Wednesday, July 1, 2026

Americas 250th Birthday Cinemathon #33: Bury My Heart at Wounded Knee (2007)

 


This is another revision of an earlier review I made. This time, however, my opinion of the movie was greatly changed on my rewatch. Bury My Heart at Wounded Knee, a television movie from HBO, is based on Dee Brown’s famous history of the fall of the American Indians in the latter half of the 19th Century. Brown’s book is too widely focused to make a single movie, so HBO limited itself to the story of the Sioux, from their last great victory at Little Bighorn to the fallout of the Wounded Knee Massacre in 1890, charting their decline from a proud warrior people on the western plains to dependents on a reservation. Overall it’s a pretty accurate film, but accuracy does not always translate into a great movie.

The movie tries for a balanced account of events, though both of the primary protagonists are Sioux Indians. The first is Charles Eastman (Adam Beach). Eastman is the biggest inaccuracy of the movie. As in real life he has a Sioux father who converted to Christianity and changed his name to Jacob Eastman. For a while Charles, as Ohiyesa, lived with his mother’s people, but they were not part of the group under Sitting Bull, so Eastman’s presence at Little Bighorn is completely fictional. He was put in a mission school before having an American education program. Though the movie doesn't have him go to one of the controversial boarding schools, it still shows how Indian children were made to abandon their cultural heritage, down to adopting western names. The movie gets inaccurate with Eastman again, however, in giving him a close relationship with Henry Dawes which didn't exist, and also making him figure more in the other Sioux's lives earlier in the timeline.

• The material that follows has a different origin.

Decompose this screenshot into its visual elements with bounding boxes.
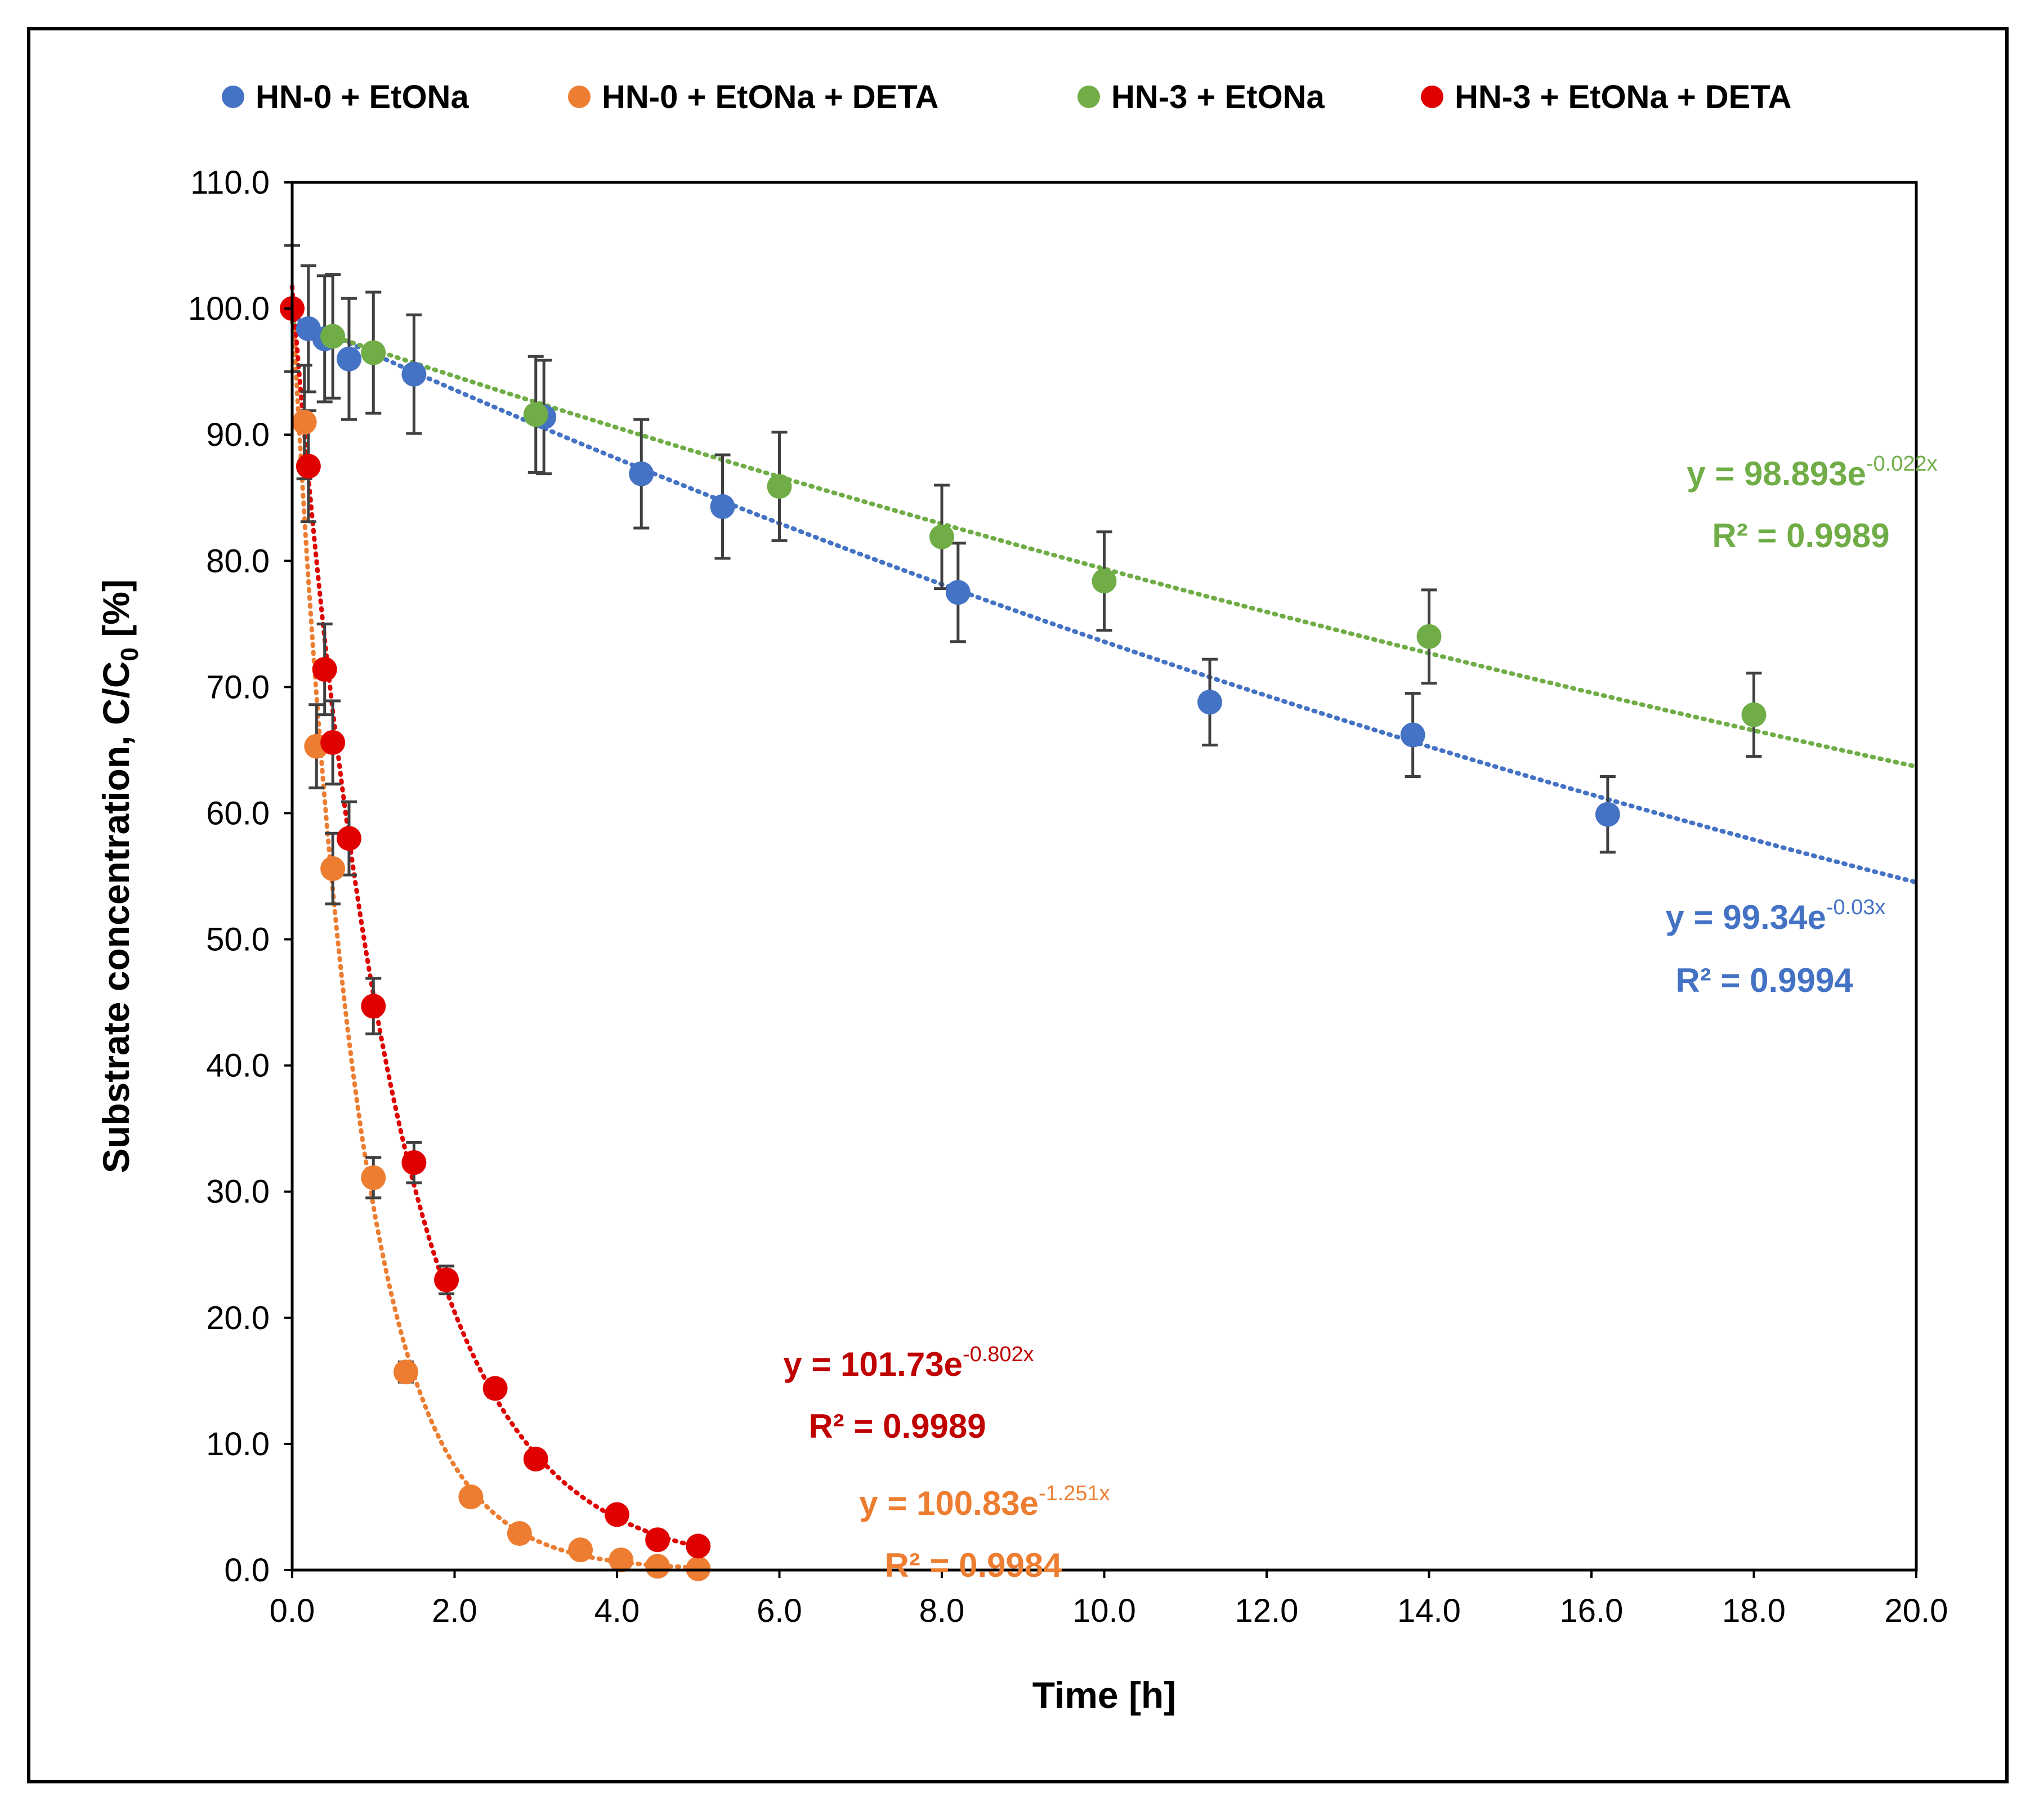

What is true is that he was the first American Indian to master western medicine and became a doctor on the Great Sioux Reservation. At least in the movie his character is torn between two worlds. He can’t help but sympathize with his own people but also has a friendship with Senator Henry Dawes (Aidan Quinn) and a romantic relationship with poet and future wife Elaine Goodale (Anna Paquin, who played Rogue in the X-Men films). By the end of the movie he has grown disgusted with health conditions on the reservation as well as the misguided aspects of the Dawes Act, which forced the Sioux to become farmers and also sell off more of their already shrunken lands. Eastman was not present for most of the events in the movie and certainly did not have as many personal interactions with other major characters, but he is used to show the tensions the Sioux face between preserving some of their culture and adopting the whites’ ways.